Sheriff: ‘Open Borders’ Bringing in Record Amounts of Cocaine; Cartels Blamed

'We've never seen that much cocaine in this county...'

Texas Gov. Greg Abbott sent a letter today to President Joe Biden and Vice President Kamala Harris to exhort the federal government to designate Mexican drug cartels as foreign terrorist organizations.

“As Governor of Texas, I urge you to take immediate action to combat the dangerous and deadly Mexican drug cartels,” Abbott wrote. “These cartels bring terror into our communities. They smuggle narcotics and weapons into the United States to fund their illegal enterprises.”

In addition to drug and weapon smuggling, Abbott also addressed the growing problem of human trafficking along the nation’s southern border: “They force women and children into human and sex trafficking—enriching themselves on the misery and enslavement of immigrants.”

Abbott further noted Mexican cartels are entering America to murder citizens.

“They murder innocent people, including women and children,” he argued. “These Mexican drug cartels are foreign terrorist organizations, and it is time for the federal government to designate them as such.”

The letter comes as a teacher and coach at a charter school near Charlotte, North Carolina, was killed last week in a shootout in Alamance County — about a two hours’ drive away — while trying to rob a drug cartel’s stash house.

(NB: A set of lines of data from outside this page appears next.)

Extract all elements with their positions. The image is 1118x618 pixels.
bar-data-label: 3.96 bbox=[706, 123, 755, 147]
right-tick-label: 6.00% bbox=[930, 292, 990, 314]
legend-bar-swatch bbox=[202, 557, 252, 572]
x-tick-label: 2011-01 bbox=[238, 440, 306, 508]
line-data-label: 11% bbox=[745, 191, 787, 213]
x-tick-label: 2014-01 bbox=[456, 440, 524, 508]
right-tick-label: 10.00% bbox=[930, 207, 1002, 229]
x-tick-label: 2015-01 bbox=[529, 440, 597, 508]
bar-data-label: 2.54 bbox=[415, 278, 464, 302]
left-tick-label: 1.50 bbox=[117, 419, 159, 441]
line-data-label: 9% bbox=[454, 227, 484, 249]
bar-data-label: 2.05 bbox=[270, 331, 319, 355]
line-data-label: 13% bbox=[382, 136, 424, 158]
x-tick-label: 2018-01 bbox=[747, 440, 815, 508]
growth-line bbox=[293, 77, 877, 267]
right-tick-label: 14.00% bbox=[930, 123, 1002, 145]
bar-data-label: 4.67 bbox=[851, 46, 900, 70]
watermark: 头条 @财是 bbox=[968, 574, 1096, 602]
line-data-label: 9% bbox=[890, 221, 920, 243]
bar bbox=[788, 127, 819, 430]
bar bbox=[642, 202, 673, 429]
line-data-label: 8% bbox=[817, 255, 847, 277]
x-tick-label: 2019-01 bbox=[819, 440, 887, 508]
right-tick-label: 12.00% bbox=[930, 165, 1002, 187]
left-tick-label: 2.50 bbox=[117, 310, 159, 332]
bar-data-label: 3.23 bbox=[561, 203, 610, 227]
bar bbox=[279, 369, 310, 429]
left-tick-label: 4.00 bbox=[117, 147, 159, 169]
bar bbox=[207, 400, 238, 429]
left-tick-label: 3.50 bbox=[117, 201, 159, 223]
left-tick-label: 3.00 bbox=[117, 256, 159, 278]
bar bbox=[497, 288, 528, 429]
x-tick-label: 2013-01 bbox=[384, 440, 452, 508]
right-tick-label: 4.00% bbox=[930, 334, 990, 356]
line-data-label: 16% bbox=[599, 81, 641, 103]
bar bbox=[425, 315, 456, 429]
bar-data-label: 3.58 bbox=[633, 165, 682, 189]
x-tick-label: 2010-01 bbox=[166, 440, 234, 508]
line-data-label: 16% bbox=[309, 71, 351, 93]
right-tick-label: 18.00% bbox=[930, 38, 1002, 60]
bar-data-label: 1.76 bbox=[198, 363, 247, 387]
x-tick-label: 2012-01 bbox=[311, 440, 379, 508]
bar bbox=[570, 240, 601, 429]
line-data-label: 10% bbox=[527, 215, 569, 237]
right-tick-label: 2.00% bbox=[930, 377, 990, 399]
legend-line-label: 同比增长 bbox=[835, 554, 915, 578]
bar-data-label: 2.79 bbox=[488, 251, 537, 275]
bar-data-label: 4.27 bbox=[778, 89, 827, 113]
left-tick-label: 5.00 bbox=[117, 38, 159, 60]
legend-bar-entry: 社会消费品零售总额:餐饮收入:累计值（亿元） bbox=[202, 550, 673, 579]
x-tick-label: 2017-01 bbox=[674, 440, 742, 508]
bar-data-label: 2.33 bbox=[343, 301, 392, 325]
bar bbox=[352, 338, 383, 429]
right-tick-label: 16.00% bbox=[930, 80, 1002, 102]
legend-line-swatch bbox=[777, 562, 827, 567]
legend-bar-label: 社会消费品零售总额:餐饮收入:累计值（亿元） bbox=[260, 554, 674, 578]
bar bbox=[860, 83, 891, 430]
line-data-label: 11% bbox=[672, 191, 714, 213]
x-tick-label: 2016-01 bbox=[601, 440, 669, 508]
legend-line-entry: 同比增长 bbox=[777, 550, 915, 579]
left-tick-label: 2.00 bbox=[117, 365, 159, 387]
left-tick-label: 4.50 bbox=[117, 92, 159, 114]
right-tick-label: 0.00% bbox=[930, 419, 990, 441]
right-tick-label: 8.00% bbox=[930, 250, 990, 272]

Union Academy teacher Barney Dale Harris and his brother-in-law, Steven Alexander Stewart Jr., had tracked the activities of the Sinaloa cartel moving drugs from Mexico through North Carolina.

The two men traveled to a mobile home park in the Green Level community east of Burlington and broke into a home, where they lay in wait for the occupants, Johnson said.

When Alonso Beltran Lara came home, he was bound hand and foot and killed execution-style, with two shots to the back of his head, the sheriff said.

The sheriff blamed the shooting on the growth of illegal drugs flowing through Alamance County.

His office has seized 129 kilos of cocaine and nearly $2.3 million in cash since February.

“We’ve never seen that much cocaine in this county,” he said. “The quantity is getting bigger and bigger because, in my opinion, of our open southern border.”